1When day comes, we ask ourselves where can we find light in this never-ending shade?
2The loss we carry, a sea we must wade.
3We’ve braved the belly of the beast.
4We’ve learned that quiet isn’t always peace,
5and the norms and notions of what “just” is isn’t always justice.
6And yet, the dawn is ours before we knew it.
7Somehow we do it.
8Somehow we’ve weathered and witnessed a nation that isn’t broken,
9but simply unfinished.
10We, the successors of a country and a time where a skinny Black girl descended from slaves and raised by a single mother can dream of becoming president, only to find herself reciting for one.
11And yes, we are far from polished, far from pristine,
12but that doesn’t mean we are striving to form a union that is perfect.
13We are striving to forge our union with purpose.
14To compose a country committed to all cultures, colors, characters, and conditions of man.
15And so we lift our gazes not to what stands between us, but what stands before us.
16We close the divide because we know, to put our future first, we must first put our differences aside.
17We lay down our arms so we can reach out our arms to one another.
18We seek harm to none and harmony for all.
19Let the globe, if nothing else, say this is true:
20That even as we grieved, we grew.
21That even as we hurt, we hoped.
22That even as we tired, we tried.
23That we’ll forever be tied together, victorious.

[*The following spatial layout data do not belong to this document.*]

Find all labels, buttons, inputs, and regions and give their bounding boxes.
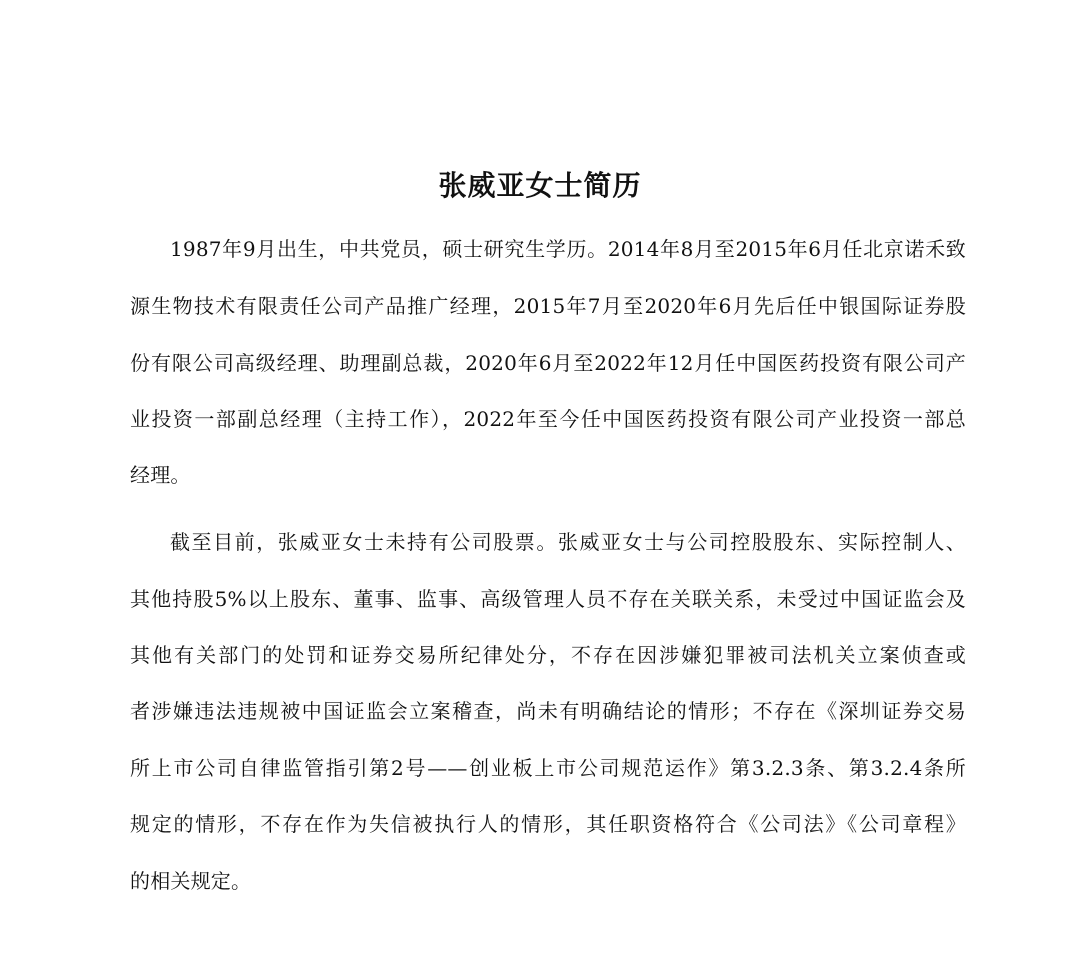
paragraph-1-line-2: 源生物技术有限责任公司产品推广经理，2015年7月至2020年6月先后任中银国际证券股: [130, 294, 966, 318]
paragraph-1-line-3: 份有限公司高级经理、助理副总裁，2020年6月至2022年12月任中国医药投资有限公司产: [130, 351, 966, 375]
paragraph-2-line-3: 其他有关部门的处罚和证券交易所纪律处分，不存在因涉嫌犯罪被司法机关立案侦查或: [130, 643, 966, 667]
paragraph-2-line-7: 的相关规定。: [130, 869, 252, 893]
paragraph-2-line-5: 所上市公司自律监管指引第2号——创业板上市公司规范运作》第3.2.3条、第3.2.4条所: [130, 756, 966, 780]
paragraph-1-line-1: 1987年9月出生，中共党员，硕士研究生学历。2014年8月至2015年6月任北京诺禾致: [170, 237, 966, 261]
paragraph-1-line-5: 经理。: [130, 463, 191, 487]
paragraph-2-line-6: 规定的情形，不存在作为失信被执行人的情形，其任职资格符合《公司法》《公司章程》: [130, 812, 966, 836]
document-title: 张威亚女士简历: [438, 169, 642, 202]
paragraph-2-line-1: 截至目前，张威亚女士未持有公司股票。张威亚女士与公司控股股东、实际控制人、: [170, 530, 966, 554]
paragraph-1-line-4: 业投资一部副总经理（主持工作），2022年至今任中国医药投资有限公司产业投资一部总: [130, 407, 966, 431]
paragraph-2-line-2: 其他持股5%以上股东、董事、监事、高级管理人员不存在关联关系，未受过中国证监会及: [130, 587, 966, 611]
paragraph-2-line-4: 者涉嫌违法违规被中国证监会立案稽查，尚未有明确结论的情形；不存在《深圳证券交易: [130, 699, 966, 723]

24Not because we will never again know defeat, but because we will never again sow division.
25Scripture tells us to envision that everyone shall sit under their own vine and fig tree and no one shall make them afraid.
26If we’re to live up to our own time, then victory won’t lie in the blade, but in all the bridges we’ve made.
27That is the promise to glade, the hill we climb, if only we dare.
28It’s because being American is more than a pride we inherit.
29It’s the past we step into and how we repair it.
30We’ve seen a force that would shatter our nation rather than share it.
31Would destroy our country if it meant delaying democracy.
32This effort very nearly succeeded.
33But while democracy can be periodically delayed,
34it can never be permanently defeated.
35In this truth, in this faith, we trust,
36for while we have our eyes on the future, history has its eyes on us.
37This is the era of just redemption.
38We feared it at its inception.
39We did not feel prepared to be the heirs of such a terrifying hour,
40but within it, we found the power to author a new chapter, to offer hope and laughter to ourselves.
41So while once we asked, ‘How could we possibly prevail over catastrophe?’ now we assert, ‘How could catastrophe possibly prevail over us?’
42We will not march back to what was, but move to what shall be:
43A country that is bruised but whole, benevolent but bold, fierce and free.
44We will not be turned around or interrupted by intimidation because we know our inaction and inertia will be the inheritance of the next generation.
45Our blunders become their burdens.
46But one thing is certain:
47If we merge mercy with might, and might with right, then love becomes our legacy and change, our children’s birthright.
48So let us leave behind a country better than the one we were left.
49With every breath from my bronze-pounded chest, we will raise this wounded world into a wondrous one.
50We will rise from the golden hills of the west.
51We will rise from the wind-swept north-east where our forefathers first realized revolution.
52We will rise from the lake-rimmed cities of the midwestern states.
53We will rise from the sun-baked south.
54We will rebuild, reconcile, and recover.
55In every known nook of our nation, in every corner called our country,
56our people, diverse and beautiful, will emerge, battered and beautiful.
57When day comes, we step out of the shade, aflame and unafraid.
58The new dawn blooms as we free it.
59For there is always light,
60if only we’re brave enough to see it.
61If only we’re brave enough to be it.